Nearly a year ago, we reported that the United States Supreme Court was planning to hear a case—Acheson Hotels v. Laufer—on whether “tester” plaintiffs in ADA accessibility cases have standing to sue, including in the increasingly popular website accessibility cases. Last month, the Supreme Court issued its opinion. While the opinion does not address the “tester” standing issue head-on, all is not lost. There are some good, foreshadowing tidbits within the opinion and its concurrence, so let’s dive in.
Background on ADA Accessibility and Testers
Website accessibility claims and other ADA accessibility claims are on the rise. Generally, these suits allege that a person living with a disability was unable to visit a business’s location or website to purchase goods or learn about products, services, or other information. For more information on website accessibility claims specifically, see our previous post here.
What if the person bringing an accessibility claim never really intended to visit the business’s location or website? A plaintiff bringing a lawsuit must have “standing,” meaning they must allege some concrete injury that is traceable to the alleged wrongdoer’s actions. Stated differently, simply alleging that they could have been harmed is generally not enough.
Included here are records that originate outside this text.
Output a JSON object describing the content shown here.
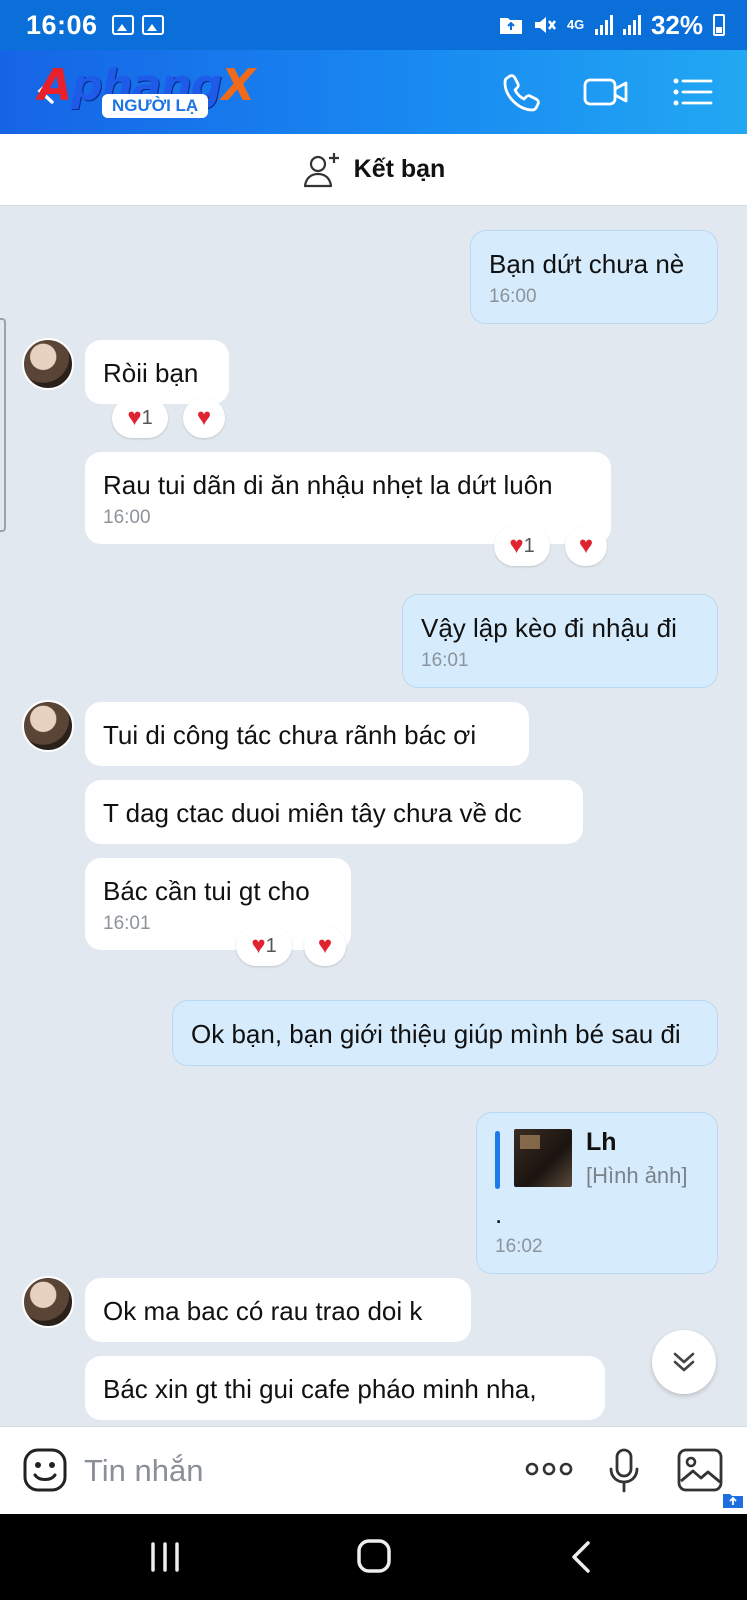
{
  "status_bar": {
    "time": "16:06",
    "network": "4G",
    "battery": "32%"
  },
  "header": {
    "logo": {
      "part1": "A",
      "part2": "phang",
      "part3": "X"
    },
    "badge": "NGƯỜI LẠ"
  },
  "friend_bar": {
    "label": "Kết bạn"
  },
  "messages": [
    {
      "dir": "out",
      "text": "Bạn dứt chưa nè",
      "time": "16:00"
    },
    {
      "dir": "in",
      "text": "Ròii bạn",
      "reaction_count": "1"
    },
    {
      "dir": "in",
      "text": "Rau tui dãn di ăn nhậu nhẹt la dứt luôn",
      "time": "16:00",
      "reaction_count": "1"
    },
    {
      "dir": "out",
      "text": "Vậy lập kèo đi nhậu đi",
      "time": "16:01"
    },
    {
      "dir": "in",
      "text": "Tui di công tác chưa rãnh bác ơi"
    },
    {
      "dir": "in",
      "text": "T dag ctac duoi miên tây chưa về dc"
    },
    {
      "dir": "in",
      "text": "Bác cần tui gt cho",
      "time": "16:01",
      "reaction_count": "1"
    },
    {
      "dir": "out",
      "text": "Ok bạn, bạn giới thiệu giúp mình bé sau đi"
    },
    {
      "dir": "out",
      "reply_name": "Lh",
      "reply_type": "[Hình ảnh]",
      "text": ".",
      "time": "16:02"
    },
    {
      "dir": "in",
      "text": "Ok ma bac có rau trao doi k"
    },
    {
      "dir": "in",
      "text": "Bác xin gt thi gui cafe pháo minh nha,"
    }
  ],
  "input": {
    "placeholder": "Tin nhắn"
  },
  "colors": {
    "header_blue": "#1a7eef",
    "out_bubble": "#d6ecfd",
    "in_bubble": "#ffffff",
    "heart": "#e0242f"
  }
}
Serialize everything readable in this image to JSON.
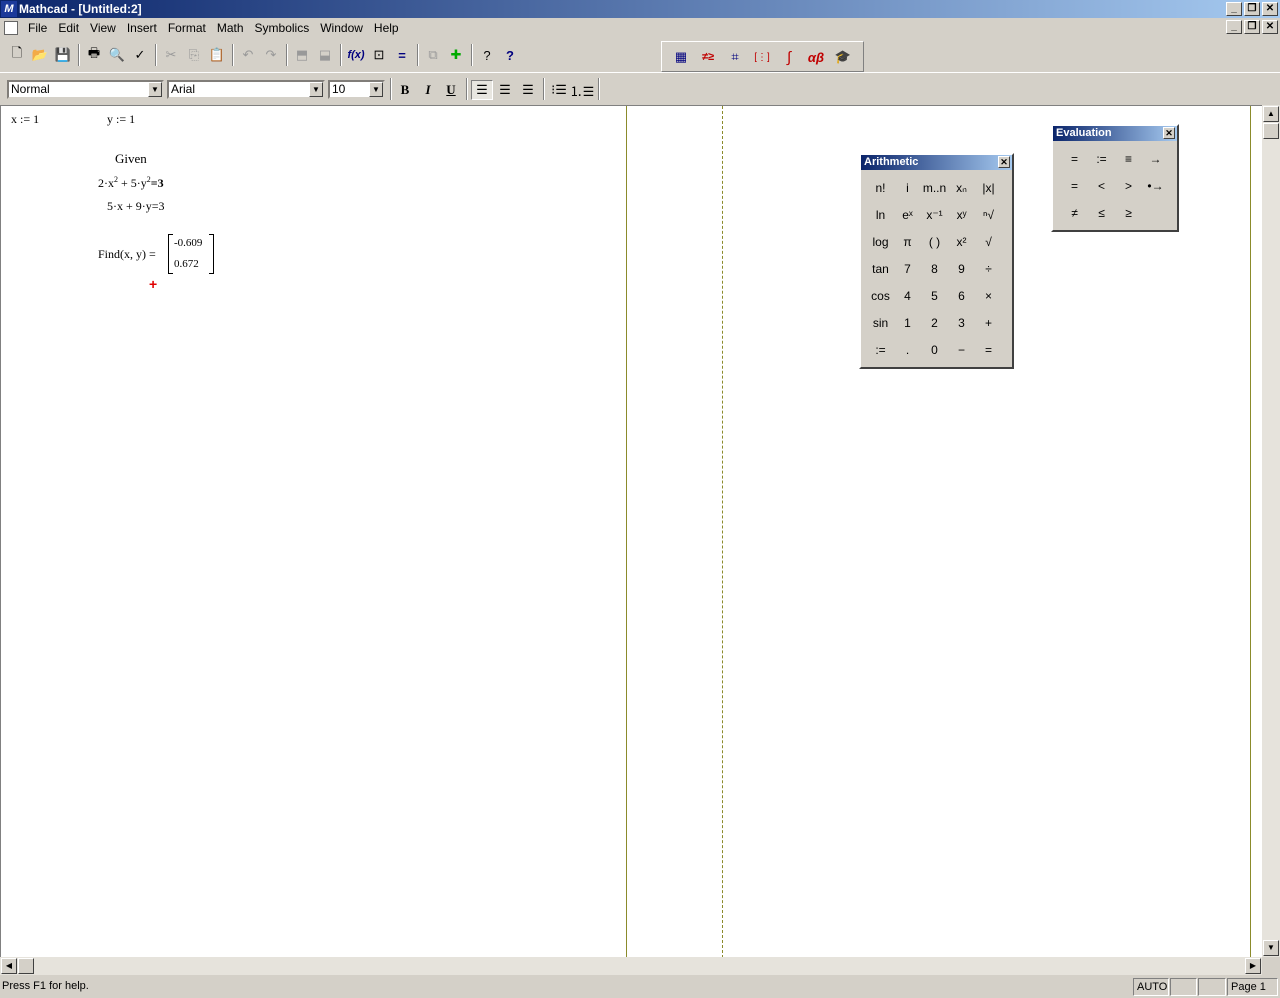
{
  "window": {
    "title": "Mathcad - [Untitled:2]",
    "min": "_",
    "restore": "❐",
    "close": "✕"
  },
  "menu": [
    "File",
    "Edit",
    "View",
    "Insert",
    "Format",
    "Math",
    "Symbolics",
    "Window",
    "Help"
  ],
  "toolbar": {
    "new": "🗋",
    "open": "📂",
    "save": "💾",
    "print": "🖶",
    "preview": "🔍",
    "spell": "✓",
    "cut": "✂",
    "copy": "⎘",
    "paste": "📋",
    "undo": "↶",
    "redo": "↷",
    "align_top": "⬒",
    "align_down": "⬓",
    "fx": "f(x)",
    "units": "⊡",
    "calc": "=",
    "component": "⧉",
    "resource": "✚",
    "help": "?",
    "info": "?"
  },
  "math_toolbar": {
    "calculator": "▦",
    "evaluation": "≠≥",
    "graph": "⌗",
    "matrix": "[⋮]",
    "calculus": "∫",
    "greek": "αβ",
    "symbolic": "🎓"
  },
  "format": {
    "style": "Normal",
    "font": "Arial",
    "size": "10",
    "bold": "B",
    "italic": "I",
    "underline": "U"
  },
  "worksheet": {
    "x_def": "x := 1",
    "y_def": "y := 1",
    "given": "Given",
    "eq1_a": "2·x",
    "eq1_exp1": "2",
    "eq1_b": " + 5·y",
    "eq1_exp2": "2",
    "eq1_c": "=3",
    "eq2": "5·x + 9·y=3",
    "find": "Find(x, y)  =",
    "result": [
      "-0.609",
      "0.672"
    ],
    "cursor": "+"
  },
  "palettes": {
    "arithmetic": {
      "title": "Arithmetic",
      "buttons": [
        "n!",
        "i",
        "m..n",
        "xₙ",
        "|x|",
        "ln",
        "eˣ",
        "x⁻¹",
        "xʸ",
        "ⁿ√",
        "log",
        "π",
        "( )",
        "x²",
        "√",
        "tan",
        "7",
        "8",
        "9",
        "÷",
        "cos",
        "4",
        "5",
        "6",
        "×",
        "sin",
        "1",
        "2",
        "3",
        "+",
        ":=",
        ".",
        "0",
        "−",
        "="
      ]
    },
    "evaluation": {
      "title": "Evaluation",
      "buttons": [
        "=",
        ":=",
        "≡",
        "→",
        "=",
        "<",
        ">",
        "•→",
        "≠",
        "≤",
        "≥"
      ]
    }
  },
  "status": {
    "help": "Press F1 for help.",
    "mode": "AUTO",
    "page": "Page 1"
  }
}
They must allege a specific harm they suffered.
Unfortunately, in the ever-increasing website and other ADA accessibility claims, “tester” plaintiffs have entered the scene. These are individuals who (sometimes admittedly) never attempted or intended to visit the business or website—i.e., they were not harmed—but they noticed that a location or website wasn’t fully accessible. The Supreme Court agreed to hear the Acheson Hotels v. Laufer case, which focused on the issue of whether these “testers” have standing.
The Supreme Court’s Opinion
Ms. Laufer, who has both visual impairments and mobility impairments, is a self-proclaimed “tester” plaintiff, meaning she seeks out potential violations and then files lawsuits in hopes of bringing websites into ADA compliance. She filed suit against Acheson Hotels, alleging that its website did not include ADA-required information regarding the accessibility of one of their properties. Ms. Laufer’s complaint, however, did not allege that she intended to visit the hotel.
Prior to the Supreme Court hearing the parties’ oral arguments, a key event occurred: Ms. Laufer’s attorney was suspended from practicing law for allegedly lying in fee petitions and during settlement negotiations. As a result, Ms. Laufer voluntarily dismissed her lawsuit against Acheson Hotels and requested that the Supreme Court dismiss her case as moot. Acheson Hotels objected, contending that Ms. Laufer was “abandoning her case to pave the way for Laufer and similar plaintiffs to resume their campaign of extortionate ADA suits against unwitting small businesses without the hindrance of an adverse ruling from this Court.” The Supreme Court did not dismiss the case but asked the parties to discuss this mootness issue at oral argument.
Ultimately, on December 5, 2023, the Court issued its opinion, holding that the case was moot. The Court noted that it did not appear Ms. Laufer was dismissing her case to evade an unfavorable ruling and instead was doing so due to the complications with her attorney.
Despite the disappointment in not receiving a ruling on the “tester” standing issue, the Court’s opinion has some good takeaways. First, the Court noted that a Circuit Court split on the issue was still “very much alive,” leaving open the possibility of the Court ruling on this in the future. So the Court may address the tester issue again. Second, in his concurring opinion, Justice Thomas offered some insight as to his opinion should the “tester” standing issue come back around. He started by noting that there was no requirement that the Court address mootness before standing, as both are Article III jurisdiction issues. So, Justice Thomas concluded that Laufer did not have standing. He noted Laufer’s “lack of intent to visit the hotel or even book a hotel room elsewhere in Maine” and went so far as to point out the reality of these “tester” lawsuits:
An official could have informed Acheson Hotels that its website failed to comply with the [ADA], and Acheson Hotels could have updated its website . . . . Laufer, however, chose to “enforce” each technical violation of the ADA she could uncover with a lawsuit. Because she is a private plaintiff, no discretion was required or exercised. And, of course, Laufer has been willing to forgo her suits if a hotel pays up, even though the ADA provides for no damages for private litigants.
So, testers beware. There is at least one Supreme Court Justice who clearly is not on your side.